One day when the strips were nearly gone, Nettie called Clare.

“Ninety-nine blocks and one to go,” she announced. “That one’s for you to do.”

“Oh, Aunt Nettie,” Clare complained. “It will look so much better if you do it.”

“Nonsense,” Nettie said, handing Clare a spool of thread. “You’re going to put in one block of this quilt, Clare, if it kills us both. Your grandpa would’ve been proud of you.”

Clare tried to follow Nettie’s instructions. Her stitches looked big and wobbly, but the block did grow. It took her most of the afternoon to finish, with Nettie rocking patiently all the time.

Clare’s brother poked his head in. “The little homemaker,” he said. “What a sweet picture.”

“You look out, buster,” Nettie said, shaking her scissors, “or I’ll set you to piecing with her. You wouldn’t be the first man to make a quilt. Your grandpa put in a stitch or two in his day!”

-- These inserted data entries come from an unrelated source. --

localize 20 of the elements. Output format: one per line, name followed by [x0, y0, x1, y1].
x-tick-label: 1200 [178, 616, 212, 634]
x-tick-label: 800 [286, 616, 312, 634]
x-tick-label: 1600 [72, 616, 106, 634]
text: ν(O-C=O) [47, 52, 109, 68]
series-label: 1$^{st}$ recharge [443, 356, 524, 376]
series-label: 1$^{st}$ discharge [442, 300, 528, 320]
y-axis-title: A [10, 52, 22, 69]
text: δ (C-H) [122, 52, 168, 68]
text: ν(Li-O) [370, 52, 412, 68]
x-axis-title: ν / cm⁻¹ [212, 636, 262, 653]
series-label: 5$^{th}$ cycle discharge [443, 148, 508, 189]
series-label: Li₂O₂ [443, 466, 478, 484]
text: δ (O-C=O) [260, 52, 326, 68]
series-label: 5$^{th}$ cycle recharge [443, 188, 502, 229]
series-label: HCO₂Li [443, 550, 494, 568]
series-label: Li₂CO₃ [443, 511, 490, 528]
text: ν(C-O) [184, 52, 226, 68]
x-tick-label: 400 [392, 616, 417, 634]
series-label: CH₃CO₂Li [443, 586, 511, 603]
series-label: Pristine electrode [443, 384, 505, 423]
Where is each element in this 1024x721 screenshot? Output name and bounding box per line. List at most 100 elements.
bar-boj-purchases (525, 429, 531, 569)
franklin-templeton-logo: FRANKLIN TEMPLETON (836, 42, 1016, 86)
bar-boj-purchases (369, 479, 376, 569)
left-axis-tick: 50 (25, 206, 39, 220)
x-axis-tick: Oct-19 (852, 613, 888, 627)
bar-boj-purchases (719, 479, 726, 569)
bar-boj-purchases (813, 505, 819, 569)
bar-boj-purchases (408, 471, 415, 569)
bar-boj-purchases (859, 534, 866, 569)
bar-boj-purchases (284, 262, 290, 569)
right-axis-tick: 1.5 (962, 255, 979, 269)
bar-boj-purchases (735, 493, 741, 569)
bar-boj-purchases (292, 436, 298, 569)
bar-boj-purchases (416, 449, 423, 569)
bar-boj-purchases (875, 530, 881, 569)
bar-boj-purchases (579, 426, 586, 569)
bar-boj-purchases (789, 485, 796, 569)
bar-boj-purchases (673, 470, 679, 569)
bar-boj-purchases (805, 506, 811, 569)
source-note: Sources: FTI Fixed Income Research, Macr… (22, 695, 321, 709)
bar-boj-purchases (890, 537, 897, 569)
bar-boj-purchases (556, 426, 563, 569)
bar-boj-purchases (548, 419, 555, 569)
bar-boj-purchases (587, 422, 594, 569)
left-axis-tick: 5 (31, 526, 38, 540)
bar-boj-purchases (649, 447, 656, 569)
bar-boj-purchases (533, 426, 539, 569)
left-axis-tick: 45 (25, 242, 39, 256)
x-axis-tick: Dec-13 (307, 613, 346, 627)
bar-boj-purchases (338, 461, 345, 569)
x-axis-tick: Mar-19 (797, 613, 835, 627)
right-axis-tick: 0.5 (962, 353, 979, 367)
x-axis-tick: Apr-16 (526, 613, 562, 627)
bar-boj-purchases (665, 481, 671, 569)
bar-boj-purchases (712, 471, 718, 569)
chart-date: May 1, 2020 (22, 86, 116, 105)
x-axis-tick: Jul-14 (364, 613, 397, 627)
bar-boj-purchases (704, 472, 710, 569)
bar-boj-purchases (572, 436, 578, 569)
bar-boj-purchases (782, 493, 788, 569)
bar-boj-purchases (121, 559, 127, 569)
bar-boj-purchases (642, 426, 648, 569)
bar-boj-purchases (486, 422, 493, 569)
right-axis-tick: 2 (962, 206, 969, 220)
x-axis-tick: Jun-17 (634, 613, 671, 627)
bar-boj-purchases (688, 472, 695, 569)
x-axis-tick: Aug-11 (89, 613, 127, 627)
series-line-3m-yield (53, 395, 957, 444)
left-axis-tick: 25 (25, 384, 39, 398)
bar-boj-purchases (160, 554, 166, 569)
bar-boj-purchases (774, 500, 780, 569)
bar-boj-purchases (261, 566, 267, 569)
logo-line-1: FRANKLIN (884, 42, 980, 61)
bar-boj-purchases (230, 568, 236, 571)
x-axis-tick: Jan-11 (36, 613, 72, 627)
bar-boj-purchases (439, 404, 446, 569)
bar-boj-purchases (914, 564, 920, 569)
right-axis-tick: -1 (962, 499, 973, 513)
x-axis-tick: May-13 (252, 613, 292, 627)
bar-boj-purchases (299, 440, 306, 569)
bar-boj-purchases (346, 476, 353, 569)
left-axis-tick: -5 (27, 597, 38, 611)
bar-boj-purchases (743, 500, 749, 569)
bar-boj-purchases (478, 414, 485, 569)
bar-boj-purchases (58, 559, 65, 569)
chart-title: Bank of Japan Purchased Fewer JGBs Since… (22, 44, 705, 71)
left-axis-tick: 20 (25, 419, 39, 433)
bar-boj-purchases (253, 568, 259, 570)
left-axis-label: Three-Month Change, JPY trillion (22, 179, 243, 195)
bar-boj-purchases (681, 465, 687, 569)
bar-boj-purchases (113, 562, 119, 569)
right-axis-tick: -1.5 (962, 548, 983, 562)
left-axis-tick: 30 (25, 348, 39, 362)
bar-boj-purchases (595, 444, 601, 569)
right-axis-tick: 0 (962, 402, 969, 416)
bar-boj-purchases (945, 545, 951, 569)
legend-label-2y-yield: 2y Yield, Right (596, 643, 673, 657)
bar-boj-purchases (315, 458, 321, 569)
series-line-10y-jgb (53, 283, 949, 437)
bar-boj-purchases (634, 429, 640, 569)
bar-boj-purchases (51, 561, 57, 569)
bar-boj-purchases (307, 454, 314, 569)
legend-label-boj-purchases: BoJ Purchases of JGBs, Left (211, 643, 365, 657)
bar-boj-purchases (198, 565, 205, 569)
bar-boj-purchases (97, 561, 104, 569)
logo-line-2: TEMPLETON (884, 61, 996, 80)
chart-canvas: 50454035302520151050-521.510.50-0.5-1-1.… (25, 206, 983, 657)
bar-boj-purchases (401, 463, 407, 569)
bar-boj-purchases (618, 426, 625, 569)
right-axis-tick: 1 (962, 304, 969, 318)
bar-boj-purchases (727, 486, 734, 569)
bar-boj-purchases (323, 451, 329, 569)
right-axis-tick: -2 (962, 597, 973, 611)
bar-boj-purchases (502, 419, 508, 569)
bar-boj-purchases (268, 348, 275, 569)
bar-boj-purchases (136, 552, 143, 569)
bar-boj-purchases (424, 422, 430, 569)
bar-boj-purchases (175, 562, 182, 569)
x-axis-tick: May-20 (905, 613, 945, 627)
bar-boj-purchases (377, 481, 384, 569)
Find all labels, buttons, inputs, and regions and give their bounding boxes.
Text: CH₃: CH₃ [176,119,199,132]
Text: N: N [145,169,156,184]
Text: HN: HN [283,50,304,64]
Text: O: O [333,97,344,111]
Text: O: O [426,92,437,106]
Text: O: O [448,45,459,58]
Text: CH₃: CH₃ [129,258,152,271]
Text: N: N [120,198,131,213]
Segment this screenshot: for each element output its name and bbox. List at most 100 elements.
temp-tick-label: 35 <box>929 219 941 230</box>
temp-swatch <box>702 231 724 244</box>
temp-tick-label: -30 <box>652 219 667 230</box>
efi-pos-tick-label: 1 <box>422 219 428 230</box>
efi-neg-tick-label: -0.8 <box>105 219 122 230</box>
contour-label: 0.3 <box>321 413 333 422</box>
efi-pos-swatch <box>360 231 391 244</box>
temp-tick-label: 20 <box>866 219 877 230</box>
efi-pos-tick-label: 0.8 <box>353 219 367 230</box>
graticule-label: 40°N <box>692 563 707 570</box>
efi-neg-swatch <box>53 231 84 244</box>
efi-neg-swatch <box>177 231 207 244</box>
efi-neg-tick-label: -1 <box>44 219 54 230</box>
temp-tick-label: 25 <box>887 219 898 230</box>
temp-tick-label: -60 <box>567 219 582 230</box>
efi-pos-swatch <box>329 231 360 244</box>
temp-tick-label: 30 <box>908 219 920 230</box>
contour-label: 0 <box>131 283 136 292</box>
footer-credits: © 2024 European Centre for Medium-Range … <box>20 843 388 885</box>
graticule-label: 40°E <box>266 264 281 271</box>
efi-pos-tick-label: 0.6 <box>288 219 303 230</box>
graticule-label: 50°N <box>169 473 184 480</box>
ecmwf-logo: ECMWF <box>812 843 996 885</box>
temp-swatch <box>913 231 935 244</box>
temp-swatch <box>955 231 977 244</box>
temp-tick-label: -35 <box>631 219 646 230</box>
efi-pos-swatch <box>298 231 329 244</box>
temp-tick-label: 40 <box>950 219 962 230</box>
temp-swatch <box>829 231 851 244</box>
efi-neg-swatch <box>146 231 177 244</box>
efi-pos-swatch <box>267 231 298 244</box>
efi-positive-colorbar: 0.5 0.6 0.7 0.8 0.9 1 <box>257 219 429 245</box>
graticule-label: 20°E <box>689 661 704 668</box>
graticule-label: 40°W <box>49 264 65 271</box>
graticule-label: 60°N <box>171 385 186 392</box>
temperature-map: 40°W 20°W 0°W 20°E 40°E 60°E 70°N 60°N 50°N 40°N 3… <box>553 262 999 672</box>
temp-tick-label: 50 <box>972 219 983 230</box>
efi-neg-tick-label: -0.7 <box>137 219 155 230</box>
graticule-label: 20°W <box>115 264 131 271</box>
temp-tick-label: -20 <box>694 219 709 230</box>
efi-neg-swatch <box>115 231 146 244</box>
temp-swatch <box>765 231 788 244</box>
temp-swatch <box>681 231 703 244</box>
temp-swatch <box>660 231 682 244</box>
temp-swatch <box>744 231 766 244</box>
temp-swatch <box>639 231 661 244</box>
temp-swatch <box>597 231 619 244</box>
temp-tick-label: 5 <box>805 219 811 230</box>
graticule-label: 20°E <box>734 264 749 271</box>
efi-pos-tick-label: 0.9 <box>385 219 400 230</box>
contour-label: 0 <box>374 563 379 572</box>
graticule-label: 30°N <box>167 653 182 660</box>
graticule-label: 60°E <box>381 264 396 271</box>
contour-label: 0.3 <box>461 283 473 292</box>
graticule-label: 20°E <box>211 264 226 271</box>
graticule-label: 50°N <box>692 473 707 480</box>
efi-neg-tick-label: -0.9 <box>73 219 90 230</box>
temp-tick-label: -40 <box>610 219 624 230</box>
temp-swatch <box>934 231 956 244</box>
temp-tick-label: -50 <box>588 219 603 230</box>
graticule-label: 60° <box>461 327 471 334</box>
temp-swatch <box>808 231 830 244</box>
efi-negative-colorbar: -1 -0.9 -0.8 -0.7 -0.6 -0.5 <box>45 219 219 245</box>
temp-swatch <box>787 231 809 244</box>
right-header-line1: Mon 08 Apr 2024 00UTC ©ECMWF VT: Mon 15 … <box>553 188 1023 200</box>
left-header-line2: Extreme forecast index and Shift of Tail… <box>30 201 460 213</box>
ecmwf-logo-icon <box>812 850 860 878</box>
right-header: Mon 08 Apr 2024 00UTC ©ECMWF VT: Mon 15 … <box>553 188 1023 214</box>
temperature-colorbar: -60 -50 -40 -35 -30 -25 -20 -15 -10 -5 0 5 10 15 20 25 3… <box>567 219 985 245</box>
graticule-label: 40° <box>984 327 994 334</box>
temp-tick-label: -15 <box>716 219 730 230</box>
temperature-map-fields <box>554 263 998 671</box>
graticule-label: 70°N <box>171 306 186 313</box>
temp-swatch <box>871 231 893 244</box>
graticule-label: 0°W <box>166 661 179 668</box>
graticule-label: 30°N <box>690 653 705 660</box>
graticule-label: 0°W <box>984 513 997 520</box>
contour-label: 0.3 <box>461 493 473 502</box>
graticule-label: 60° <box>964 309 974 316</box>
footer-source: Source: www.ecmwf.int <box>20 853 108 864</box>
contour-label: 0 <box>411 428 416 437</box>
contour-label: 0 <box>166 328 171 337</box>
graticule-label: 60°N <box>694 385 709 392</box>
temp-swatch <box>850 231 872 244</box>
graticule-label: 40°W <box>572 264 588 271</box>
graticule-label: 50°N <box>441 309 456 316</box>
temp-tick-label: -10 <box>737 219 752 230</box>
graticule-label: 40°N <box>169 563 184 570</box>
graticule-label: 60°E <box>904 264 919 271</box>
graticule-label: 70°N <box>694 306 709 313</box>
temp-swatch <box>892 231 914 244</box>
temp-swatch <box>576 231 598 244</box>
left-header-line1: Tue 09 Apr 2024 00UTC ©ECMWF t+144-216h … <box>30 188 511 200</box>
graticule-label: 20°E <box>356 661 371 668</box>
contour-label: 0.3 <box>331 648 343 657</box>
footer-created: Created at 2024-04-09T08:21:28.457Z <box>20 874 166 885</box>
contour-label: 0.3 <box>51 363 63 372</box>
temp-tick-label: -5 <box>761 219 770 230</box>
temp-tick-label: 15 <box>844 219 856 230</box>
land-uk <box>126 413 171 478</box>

“He did?” Clare laughed with her brother. “Imagine Grandpa quilting!”

“You bet he did,” Nettie went on. “He’d sit and work with me at night sometimes. But you should have seen how fast he could get it put away if he heard someone coming up the drive!”

They all laughed.

“Finished,” Clare said. “Block one hundred. It’s a good thing I didn’t do them all. I’d have been a hundred before they got finished!”

“Look at all those yellow squares,” Nettie said, laying out the blocks. “Do you like it?”

“I guess so, sure,” Clare said. “But why did you choose yellow?”

“I told you there’s a reason and a name for every quilt,” Nettie said slowly. “Well, in the log cabin quilt, a red square in the middle of each block stands for the hearth.”

“I think Grandpa would have liked red better,” Clare said.

“Maybe,” Nettie nodded. “But this isn’t his quilt; it’s yours. And a yellow square stands for the light in the window.” She smiled. “I loved him for a long time too, Clare. He was always saying things like that.”

Clare felt warm and somehow lighter. It was as if the sadness had been pushed back a little. Suddenly she couldn’t wait to finish that quilt. She wanted to wrap up in it, to smell it and feel it all around her. She wanted to keep it forever, with its hundred lights and Grandpa smiling through the window of every one. “Aunt Nettie,” she said, “if I practice, could I help you join the blocks?”